One Question

The campaign for district elections just got another $25,000 loan from North Seattle businesswoman Faye Garneau, who is almost singlehandedly bankrolling the effort to turn the City Council, whose nine members are all currently elected citywide, into a hybrid system, with seven council members elected by geographical districts and two council members elected at large. 

Garneau's loan, which she says she expects the campaign to repay, plus a more than $16,000 contribution, amounts to more than three-quarters of the campaign's entire fundraising so far. Another businesswoman, Fremont Dock owner Suzie Burke, has given the campaign $5,400; taken together, the two women's contributions account for 88 percent of the approximaetly $53,000 the campaign has raised. The supposedly grassroots campaign is, financially at least, a top-down effort being funded by two North Seattle businesswomen. 

Garneau has spent big on previous elections—including $3,500 to the 2011 anti-tunnel campaign (Elizabeth Campbell's Seattle Citizens Against the Tunnel, as opposed to the greenies at the McGinn-affiliated Protect Seattle Now camp); $13,000 to the anti-car-tab campaign; and $5,000 to 2005's anti-monorail effort—but never on this scale. Seattle voters, remember, have rejected districts three times, most recently in 2003.

So we wanted to know: Why is Garneau, the president of the Aurora Avenue Merchants Association, investing so much in the latest campaign for this seemingly quixotic cause?

Garneau's response: 

I do believe that we need to change the way we govern and run our city to make us match all the other large cities of our size. There are only three of us left in the country that elect at large.

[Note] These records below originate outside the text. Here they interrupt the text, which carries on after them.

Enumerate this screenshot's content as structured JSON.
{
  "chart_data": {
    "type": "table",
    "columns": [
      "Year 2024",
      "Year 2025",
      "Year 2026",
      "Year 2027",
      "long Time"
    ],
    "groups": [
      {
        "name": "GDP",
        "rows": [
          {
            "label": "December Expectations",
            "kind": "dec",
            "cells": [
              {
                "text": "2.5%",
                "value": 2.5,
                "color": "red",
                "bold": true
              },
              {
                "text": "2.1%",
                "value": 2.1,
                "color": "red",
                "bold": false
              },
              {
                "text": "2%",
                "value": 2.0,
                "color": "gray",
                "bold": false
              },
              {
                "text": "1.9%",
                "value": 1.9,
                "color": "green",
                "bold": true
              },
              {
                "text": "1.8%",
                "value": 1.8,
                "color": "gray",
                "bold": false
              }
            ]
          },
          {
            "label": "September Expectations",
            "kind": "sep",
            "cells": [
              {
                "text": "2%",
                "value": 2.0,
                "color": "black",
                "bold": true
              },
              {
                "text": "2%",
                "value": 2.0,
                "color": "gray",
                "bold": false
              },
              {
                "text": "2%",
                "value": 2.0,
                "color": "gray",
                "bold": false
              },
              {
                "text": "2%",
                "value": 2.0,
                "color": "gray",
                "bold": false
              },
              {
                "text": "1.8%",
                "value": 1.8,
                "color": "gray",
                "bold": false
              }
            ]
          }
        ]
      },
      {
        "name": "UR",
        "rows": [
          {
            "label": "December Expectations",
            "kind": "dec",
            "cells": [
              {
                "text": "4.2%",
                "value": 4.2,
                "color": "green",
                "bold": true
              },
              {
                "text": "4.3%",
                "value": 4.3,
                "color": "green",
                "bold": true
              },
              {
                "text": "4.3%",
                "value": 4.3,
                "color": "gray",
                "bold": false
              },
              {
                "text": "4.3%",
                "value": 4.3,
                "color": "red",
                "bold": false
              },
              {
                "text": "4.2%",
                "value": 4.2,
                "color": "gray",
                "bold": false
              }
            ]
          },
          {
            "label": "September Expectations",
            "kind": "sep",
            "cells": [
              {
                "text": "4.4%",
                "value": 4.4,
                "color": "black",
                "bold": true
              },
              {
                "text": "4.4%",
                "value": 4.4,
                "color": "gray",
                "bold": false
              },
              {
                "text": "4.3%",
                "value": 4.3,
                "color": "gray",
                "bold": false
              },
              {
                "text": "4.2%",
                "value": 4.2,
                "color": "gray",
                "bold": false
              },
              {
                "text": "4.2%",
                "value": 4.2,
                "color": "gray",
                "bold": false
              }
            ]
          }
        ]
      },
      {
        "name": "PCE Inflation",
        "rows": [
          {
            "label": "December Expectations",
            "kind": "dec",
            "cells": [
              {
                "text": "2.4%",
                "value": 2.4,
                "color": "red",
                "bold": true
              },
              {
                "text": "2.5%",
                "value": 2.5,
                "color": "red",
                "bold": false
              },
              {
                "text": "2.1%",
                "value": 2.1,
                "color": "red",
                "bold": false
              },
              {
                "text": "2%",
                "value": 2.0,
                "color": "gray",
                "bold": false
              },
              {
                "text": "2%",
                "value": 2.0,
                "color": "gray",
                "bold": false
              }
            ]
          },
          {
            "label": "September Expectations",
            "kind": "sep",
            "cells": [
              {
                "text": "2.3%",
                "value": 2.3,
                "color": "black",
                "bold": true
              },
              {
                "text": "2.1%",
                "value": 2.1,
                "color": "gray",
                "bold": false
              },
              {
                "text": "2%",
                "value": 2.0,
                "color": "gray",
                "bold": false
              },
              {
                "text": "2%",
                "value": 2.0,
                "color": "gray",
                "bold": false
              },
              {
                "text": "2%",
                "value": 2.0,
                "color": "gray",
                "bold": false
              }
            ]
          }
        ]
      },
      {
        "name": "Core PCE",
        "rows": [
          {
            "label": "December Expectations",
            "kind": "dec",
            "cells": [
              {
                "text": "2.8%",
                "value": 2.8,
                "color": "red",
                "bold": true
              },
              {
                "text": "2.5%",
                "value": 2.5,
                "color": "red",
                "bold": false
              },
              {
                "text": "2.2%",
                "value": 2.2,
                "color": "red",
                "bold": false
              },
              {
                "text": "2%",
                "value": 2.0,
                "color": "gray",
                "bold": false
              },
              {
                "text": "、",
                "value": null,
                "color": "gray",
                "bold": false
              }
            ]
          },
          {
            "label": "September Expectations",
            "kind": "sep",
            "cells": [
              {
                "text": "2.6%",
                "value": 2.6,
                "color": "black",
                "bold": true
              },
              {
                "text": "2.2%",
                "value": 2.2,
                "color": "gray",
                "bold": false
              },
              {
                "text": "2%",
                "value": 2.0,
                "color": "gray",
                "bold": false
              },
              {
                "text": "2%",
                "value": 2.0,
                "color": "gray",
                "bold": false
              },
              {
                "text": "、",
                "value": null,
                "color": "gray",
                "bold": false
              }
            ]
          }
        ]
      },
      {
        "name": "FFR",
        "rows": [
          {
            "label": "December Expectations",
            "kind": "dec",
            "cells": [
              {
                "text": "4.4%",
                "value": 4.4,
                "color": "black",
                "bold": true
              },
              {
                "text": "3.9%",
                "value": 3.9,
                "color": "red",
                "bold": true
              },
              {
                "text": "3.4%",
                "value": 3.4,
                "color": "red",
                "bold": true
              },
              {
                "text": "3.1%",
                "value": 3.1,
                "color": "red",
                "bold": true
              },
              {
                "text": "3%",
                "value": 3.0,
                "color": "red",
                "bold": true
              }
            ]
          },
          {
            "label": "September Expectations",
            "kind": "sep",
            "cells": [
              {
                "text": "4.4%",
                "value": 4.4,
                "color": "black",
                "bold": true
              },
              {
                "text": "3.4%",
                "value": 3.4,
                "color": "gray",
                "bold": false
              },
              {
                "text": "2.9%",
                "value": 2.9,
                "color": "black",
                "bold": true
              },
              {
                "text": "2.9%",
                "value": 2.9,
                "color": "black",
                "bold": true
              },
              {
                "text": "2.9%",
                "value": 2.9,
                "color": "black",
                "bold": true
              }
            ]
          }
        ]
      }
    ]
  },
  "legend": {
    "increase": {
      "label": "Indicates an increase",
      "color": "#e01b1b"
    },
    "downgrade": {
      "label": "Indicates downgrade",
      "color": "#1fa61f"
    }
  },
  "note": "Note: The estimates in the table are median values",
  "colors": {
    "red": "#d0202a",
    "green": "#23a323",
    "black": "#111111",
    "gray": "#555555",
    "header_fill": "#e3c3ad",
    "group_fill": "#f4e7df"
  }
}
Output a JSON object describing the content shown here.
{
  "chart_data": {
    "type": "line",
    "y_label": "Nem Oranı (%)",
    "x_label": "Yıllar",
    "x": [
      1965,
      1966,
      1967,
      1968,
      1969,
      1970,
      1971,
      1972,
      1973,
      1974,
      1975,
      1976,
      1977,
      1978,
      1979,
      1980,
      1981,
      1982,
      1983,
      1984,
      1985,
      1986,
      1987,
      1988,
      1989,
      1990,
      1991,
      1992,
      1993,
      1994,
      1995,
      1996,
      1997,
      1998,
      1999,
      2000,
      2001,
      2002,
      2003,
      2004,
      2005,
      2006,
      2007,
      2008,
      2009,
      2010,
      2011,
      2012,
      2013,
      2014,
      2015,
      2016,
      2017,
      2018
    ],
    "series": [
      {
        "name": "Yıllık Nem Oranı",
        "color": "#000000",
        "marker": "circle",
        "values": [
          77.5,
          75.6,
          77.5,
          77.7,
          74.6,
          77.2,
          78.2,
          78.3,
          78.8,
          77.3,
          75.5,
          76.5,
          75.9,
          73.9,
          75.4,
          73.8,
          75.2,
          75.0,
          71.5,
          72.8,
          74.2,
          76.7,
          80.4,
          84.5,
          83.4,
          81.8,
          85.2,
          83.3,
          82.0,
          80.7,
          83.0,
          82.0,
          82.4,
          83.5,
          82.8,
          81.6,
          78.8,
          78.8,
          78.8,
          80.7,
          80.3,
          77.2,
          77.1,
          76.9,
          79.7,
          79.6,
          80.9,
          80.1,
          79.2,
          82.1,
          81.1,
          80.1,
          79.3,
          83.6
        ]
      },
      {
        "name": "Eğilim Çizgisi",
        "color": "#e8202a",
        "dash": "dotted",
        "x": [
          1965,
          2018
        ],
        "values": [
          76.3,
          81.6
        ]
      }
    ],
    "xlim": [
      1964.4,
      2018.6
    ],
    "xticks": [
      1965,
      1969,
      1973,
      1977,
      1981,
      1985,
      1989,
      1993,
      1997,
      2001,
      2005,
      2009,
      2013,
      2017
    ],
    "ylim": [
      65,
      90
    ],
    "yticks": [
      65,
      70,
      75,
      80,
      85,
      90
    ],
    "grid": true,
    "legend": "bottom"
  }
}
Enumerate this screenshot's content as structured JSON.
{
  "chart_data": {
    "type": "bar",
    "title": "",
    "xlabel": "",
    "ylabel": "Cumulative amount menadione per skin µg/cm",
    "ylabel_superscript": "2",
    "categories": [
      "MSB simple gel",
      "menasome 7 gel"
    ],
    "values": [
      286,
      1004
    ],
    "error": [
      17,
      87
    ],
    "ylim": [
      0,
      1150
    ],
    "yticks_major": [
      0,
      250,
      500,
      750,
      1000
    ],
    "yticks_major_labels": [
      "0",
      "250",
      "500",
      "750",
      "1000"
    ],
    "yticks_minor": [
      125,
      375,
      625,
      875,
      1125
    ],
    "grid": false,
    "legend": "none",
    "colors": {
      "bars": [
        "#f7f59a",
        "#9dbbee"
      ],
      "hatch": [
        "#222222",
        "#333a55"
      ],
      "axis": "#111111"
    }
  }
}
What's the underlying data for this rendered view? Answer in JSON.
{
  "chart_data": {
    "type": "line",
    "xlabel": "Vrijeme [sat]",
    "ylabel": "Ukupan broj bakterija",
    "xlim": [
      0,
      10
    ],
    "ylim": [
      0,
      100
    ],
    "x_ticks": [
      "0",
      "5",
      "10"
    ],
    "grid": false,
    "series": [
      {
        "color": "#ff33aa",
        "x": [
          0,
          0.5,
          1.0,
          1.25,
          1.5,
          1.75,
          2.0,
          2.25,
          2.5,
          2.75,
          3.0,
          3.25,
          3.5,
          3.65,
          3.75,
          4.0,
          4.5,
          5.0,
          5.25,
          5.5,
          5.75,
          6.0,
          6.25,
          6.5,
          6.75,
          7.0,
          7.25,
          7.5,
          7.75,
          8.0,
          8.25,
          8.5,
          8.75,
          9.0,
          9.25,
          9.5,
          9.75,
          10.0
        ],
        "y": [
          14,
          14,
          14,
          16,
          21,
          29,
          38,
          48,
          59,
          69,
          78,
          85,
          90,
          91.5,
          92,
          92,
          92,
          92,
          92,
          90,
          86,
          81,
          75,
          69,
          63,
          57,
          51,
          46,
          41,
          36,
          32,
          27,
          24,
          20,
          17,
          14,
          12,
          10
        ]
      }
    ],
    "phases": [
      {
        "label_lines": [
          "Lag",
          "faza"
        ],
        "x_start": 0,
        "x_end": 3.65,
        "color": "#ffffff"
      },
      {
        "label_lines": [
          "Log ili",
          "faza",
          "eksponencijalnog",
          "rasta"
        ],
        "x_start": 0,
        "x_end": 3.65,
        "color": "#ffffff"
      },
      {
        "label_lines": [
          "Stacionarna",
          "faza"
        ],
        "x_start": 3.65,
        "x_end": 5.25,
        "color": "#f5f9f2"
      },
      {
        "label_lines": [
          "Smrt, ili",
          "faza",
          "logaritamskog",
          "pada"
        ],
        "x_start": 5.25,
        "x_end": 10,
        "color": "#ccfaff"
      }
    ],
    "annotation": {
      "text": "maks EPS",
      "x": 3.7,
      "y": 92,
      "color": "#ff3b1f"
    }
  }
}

It’s just just more efficient to have people elected from districts who would know what the priorities of the people in that district are and could inform the other district council members that we have a bridge problem in this district, or a police precinct problem in this district. It shouldn’t take ten years of monitoring the Magnolia Bridge before we get around to repairing it, and it shouldn’t take ten years to find a site for the North Precinct police station. 

Originally the north precinct station was one of five, and it was built on a wetland. When the rains come, the basement floods, and in the basement are the lockers for the police officers where they keep their personal possessions when on duty and their uniforms when they’re off. We’ve been studying the police station for 10 years now and we still haven't come up with a plan.

One of the other examples would be the Northgate plan. I served on the original Northgate committee 20 years ago. For heaven’s sake, that seems like an awful long time to decide what can be buit around the Northgate shopping center. 

This has nothing to do, personally, with the current council members. But right now, you've got to go everywhere in this city and try to know what the problems are in every section of the city. That's a horrendous job. People need a representative from one district who knows that the bridge is going to fall down in South Park and we'd better fix it. 

So are you planning to run for the North Seattle seat if this measure passes? 

[Laughing] You have to be kidding! I wouldn’t be running for office. I’m too old! 

The districts campaign has until early July to gather 50,000 signatures.